Yonsei Deepens Interest in Scientific Research
Issraa Shoucair, a University of Toronto student majoring in Human Biology with a minor in History, was determined to participate in an exchange program to broaden her cultural horizons. When asked what triggered her interest in an exchange program in Korea, she said: “I met many Korean students in my school who were on exchange. After hearing about Korea from them, I felt that Korea is an underestimated, or overlooked, country, when it actually has so much to offer. As a science major, I was attracted to Korea’s innovation in science. Also, after hearing about Korea’s ‘education fever,’ I wanted to experience the fierce academic competitiveness in a different environment like Korea.”
This desire to experience fierce competitiveness led her to Yonsei: “I heard how Yonsei pushes its students hard to study. It is also a well-funded and innovative school, which is what I sought when considering where to go for study abroad.”

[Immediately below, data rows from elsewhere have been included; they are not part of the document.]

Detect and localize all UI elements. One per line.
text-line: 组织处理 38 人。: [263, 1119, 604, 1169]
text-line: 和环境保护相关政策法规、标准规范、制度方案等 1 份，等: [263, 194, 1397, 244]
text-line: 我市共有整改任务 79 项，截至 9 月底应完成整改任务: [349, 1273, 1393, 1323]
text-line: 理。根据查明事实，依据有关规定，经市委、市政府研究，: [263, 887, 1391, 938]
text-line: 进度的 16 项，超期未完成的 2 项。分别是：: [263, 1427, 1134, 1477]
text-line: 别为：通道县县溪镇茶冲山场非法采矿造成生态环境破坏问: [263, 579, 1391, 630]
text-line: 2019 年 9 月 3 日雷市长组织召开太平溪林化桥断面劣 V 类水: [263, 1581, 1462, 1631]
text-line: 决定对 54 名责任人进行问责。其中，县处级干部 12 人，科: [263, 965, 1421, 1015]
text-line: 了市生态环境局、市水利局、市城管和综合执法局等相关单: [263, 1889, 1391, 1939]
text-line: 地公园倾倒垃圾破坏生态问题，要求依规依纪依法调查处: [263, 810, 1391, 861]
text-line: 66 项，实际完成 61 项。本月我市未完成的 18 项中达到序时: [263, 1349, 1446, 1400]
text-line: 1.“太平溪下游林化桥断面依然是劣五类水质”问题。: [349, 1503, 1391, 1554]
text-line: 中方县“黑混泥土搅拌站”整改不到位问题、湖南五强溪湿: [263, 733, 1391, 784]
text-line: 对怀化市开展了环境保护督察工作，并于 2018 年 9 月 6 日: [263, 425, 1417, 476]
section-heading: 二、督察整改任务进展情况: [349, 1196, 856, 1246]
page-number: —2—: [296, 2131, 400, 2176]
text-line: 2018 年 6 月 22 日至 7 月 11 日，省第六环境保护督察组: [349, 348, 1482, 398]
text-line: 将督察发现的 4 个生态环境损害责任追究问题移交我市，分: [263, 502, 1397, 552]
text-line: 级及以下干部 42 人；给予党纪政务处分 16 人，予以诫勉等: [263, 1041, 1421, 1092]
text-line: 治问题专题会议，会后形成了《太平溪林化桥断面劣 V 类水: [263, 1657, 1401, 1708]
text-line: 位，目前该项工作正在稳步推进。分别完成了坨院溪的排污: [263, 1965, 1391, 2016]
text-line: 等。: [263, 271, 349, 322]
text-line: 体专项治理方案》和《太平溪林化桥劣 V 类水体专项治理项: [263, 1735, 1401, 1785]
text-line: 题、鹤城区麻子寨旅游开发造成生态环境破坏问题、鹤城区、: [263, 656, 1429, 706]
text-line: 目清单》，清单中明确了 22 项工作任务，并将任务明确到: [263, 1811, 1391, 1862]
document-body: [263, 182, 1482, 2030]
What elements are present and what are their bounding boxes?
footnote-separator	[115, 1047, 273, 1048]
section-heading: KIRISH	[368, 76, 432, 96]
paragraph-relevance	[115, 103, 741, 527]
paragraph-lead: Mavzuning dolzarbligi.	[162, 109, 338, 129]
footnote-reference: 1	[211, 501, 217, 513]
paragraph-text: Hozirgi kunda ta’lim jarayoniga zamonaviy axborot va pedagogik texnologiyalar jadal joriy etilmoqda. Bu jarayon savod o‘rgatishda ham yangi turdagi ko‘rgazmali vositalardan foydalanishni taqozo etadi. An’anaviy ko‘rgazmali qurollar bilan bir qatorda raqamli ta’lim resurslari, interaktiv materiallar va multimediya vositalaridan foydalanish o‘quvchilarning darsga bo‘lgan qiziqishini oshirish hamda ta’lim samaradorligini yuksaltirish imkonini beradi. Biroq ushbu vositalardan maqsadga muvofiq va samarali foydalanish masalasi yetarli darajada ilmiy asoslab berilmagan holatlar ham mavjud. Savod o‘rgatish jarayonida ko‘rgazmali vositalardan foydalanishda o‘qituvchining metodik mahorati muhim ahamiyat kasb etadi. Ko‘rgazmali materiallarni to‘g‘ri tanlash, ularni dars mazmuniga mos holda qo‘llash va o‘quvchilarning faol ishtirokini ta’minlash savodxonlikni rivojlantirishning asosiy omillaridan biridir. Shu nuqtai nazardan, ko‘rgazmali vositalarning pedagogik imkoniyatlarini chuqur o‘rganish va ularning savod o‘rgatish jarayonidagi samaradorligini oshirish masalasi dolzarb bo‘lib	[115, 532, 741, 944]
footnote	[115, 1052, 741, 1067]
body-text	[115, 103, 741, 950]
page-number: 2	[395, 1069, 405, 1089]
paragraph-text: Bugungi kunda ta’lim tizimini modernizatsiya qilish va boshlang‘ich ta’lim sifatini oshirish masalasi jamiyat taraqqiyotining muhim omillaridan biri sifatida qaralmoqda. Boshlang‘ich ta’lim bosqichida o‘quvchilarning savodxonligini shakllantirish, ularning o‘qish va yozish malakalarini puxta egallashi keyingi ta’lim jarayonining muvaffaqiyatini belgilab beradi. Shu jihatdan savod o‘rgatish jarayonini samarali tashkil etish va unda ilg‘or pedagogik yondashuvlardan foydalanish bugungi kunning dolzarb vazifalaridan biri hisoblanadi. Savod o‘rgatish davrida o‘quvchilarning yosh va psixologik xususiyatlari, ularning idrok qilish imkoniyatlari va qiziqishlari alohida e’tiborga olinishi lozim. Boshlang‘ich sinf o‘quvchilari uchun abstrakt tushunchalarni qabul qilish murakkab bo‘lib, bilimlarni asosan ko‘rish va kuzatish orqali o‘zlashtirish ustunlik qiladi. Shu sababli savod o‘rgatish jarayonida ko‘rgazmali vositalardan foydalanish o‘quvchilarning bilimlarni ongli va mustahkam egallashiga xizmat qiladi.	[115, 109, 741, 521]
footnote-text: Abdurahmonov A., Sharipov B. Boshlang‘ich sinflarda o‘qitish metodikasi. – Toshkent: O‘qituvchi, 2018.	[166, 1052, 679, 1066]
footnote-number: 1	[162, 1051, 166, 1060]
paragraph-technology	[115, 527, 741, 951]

Issraa’s favorite course at Yonsei was “Cold War International History.” She explained: “The professor is fantastic, and the course is run in a seminarstyle, where twenty-plus students from different backgrounds take part in interesting class discussions. Through this course, I learned skills that I could not have refined in my biology major.” This course also significantly increased her knowledge of the Korean War, as the history curriculum in Canada tends to gloss over the Cold War in East Asia. “I especially admire the resilience and the ‘can do’ mentality of Koreans even after the country was devastated by war,” she said.
Issraa was also able to take a course in molecular biology at UIC. This course deepened her interest in research, while, thanks to the small class size, helping her to develop greater confidence. “Before,” she said, “I was reluctant to approach professors, as there were too many students in one course, and it was a hassle to compete for attention. After taking this course at Yonsei, I became much more comfortable with seeking help from professors, and this has definitely roused greater interest in research. With greater attention from the professor, I also feel like I’m really learning something.”
When asked if she would recommend Yonsei as a study abroad destination for her peers in Toronto, she answered: “Definitely. Yonsei has many advantages for an exchange program. For example, you get to take English-instructed courses in a non-English-speaking country. The UIC course catalog is very advantageous, as it offers a wide range of courses beyond the typical business, international relations, and East Asian studies fields offered in other exchange programs. Also, since I’m a science major, and it’s very difficult for me to schedule my history minor courses, my exchange at Yonsei allowed me to fulfill both my major and minor requirements, thanks to the course pre-authorization system at Toronto.”
Hopefully, Issraa’s example will encourage more STEM majors from Toronto to take up the challenge of studying abroad.